Several principles should guide any future initiative. First, survivor participation must be meaningful rather than symbolic. Survivors should help shape the questions, priorities, and outputs of the process. Second, testimony collection should respect the importance of oral traditions within Ezidi culture while also ensuring that testimonies are preserved for future generations. Third, the process should connect Ezidi communities in Iraq with those living in the diaspora, while remaining attentive to differences in access, resources, and lived experience.
An effective truth commission must also engage seriously with the issue of reparations. Recognition alone is not enough. Survivors continue to face the consequences of displacement, loss of family members, destruction of property, and the ongoing search for missing loved ones. Truth-telling should therefore be linked to practical discussions about repair, recovery, and long-term support.

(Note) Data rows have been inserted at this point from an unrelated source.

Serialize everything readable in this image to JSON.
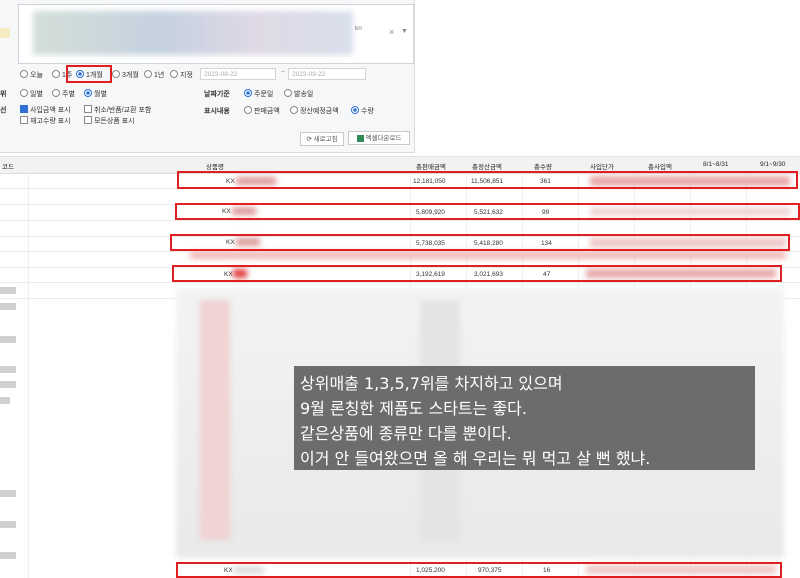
{
  "filters": {
    "period_options": [
      "오늘",
      "1주",
      "1개월",
      "3개월",
      "1년",
      "지정"
    ],
    "period_selected": "1개월",
    "date_from": "2022-08-22",
    "date_sep": "~",
    "date_to": "2022-09-22",
    "unit_label": "위",
    "unit_options": [
      "일별",
      "주별",
      "월별"
    ],
    "unit_selected": "월별",
    "date_basis_label": "날짜기준",
    "date_basis_options": [
      "주문일",
      "발송일"
    ],
    "date_basis_selected": "주문일",
    "select_label": "선",
    "check_purchase": "사입금액 표시",
    "check_cancel": "취소/반품/교환 포함",
    "check_stock": "재고수량 표시",
    "check_all_products": "모든상품 표시",
    "display_label": "표시내용",
    "display_options": [
      "판매금액",
      "정산예정금액",
      "수량"
    ],
    "display_selected": "수량",
    "refresh_label": "새로고침",
    "excel_label": "엑셀다운로드",
    "select_box_suffix": "kn"
  },
  "table": {
    "headers": {
      "code": "코드",
      "product": "상품명",
      "total_sales": "총판매금액",
      "total_settle": "총정산금액",
      "total_qty": "총수량",
      "purchase_price": "사입단가",
      "total_purchase": "총사입액",
      "month1": "8/1~8/31",
      "month2": "9/1~9/30"
    },
    "rows": [
      {
        "product": "KX",
        "sales": "12,181,050",
        "settle": "11,506,851",
        "qty": "361"
      },
      {
        "product": "KX",
        "sales": "5,809,920",
        "settle": "5,521,632",
        "qty": "99"
      },
      {
        "product": "KX",
        "sales": "5,738,035",
        "settle": "5,418,280",
        "qty": "134"
      },
      {
        "product": "KX",
        "sales": "3,192,619",
        "settle": "3,021,693",
        "qty": "47"
      },
      {
        "product": "KX",
        "sales": "1,025,200",
        "settle": "970,375",
        "qty": "16"
      }
    ]
  },
  "caption": {
    "line1": "상위매출 1,3,5,7위를 차지하고 있으며",
    "line2": "9월 론칭한 제품도 스타트는 좋다.",
    "line3": "같은상품에 종류만 다를 뿐이다.",
    "line4": "이거 안 들여왔으면 올 해 우리는 뭐 먹고 살 뻔 했냐."
  },
  "colors": {
    "highlight": "#e02020",
    "accent": "#2f6fd6",
    "caption_bg": "#6c6c6c"
  }
}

Perhaps most importantly, an informal truth commission could help produce something that courts alone cannot: a shared historical record shaped by the voices of those who lived through the genocide. Such a record would not simply document atrocities. It would preserve memory, strengthen community identity, and contribute to a broader understanding of the Yazidi experience.
The opportunity to preserve survivor testimony will not remain open indefinitely. Memories fade, survivors age, and communities continue to face displacement and uncertainty. The changing international landscape makes this work more urgent, not less.
For the Ezidi community, being heard is not simply a therapeutic exercise or an evidential necessity. It is part of the struggle for justice itself. Listening to survivors means recognising them not only as victims of genocide, but also as custodians of memory, history, and knowledge. Any future truth commission that fails to place those voices at its centre risks reproducing the very marginalisation it seeks to address.
References
Fricker, M. (2007). Epistemic Injustice: Power and the Ethics of Knowing. Oxford: Oxford University Press.
OHCHR (2024). Ten Years After the Yazidi Genocide: UN Syria Commission of Inquiry Calls for Justice. United Nations Human Rights Council.
UNITAD (2021). Report to the Security Council, S/2021/419. United Nations.
Yazda (2024). Ten Years After Genocide: The Yazidi Struggle to Recover and Overcome. Yazidi Justice Committee.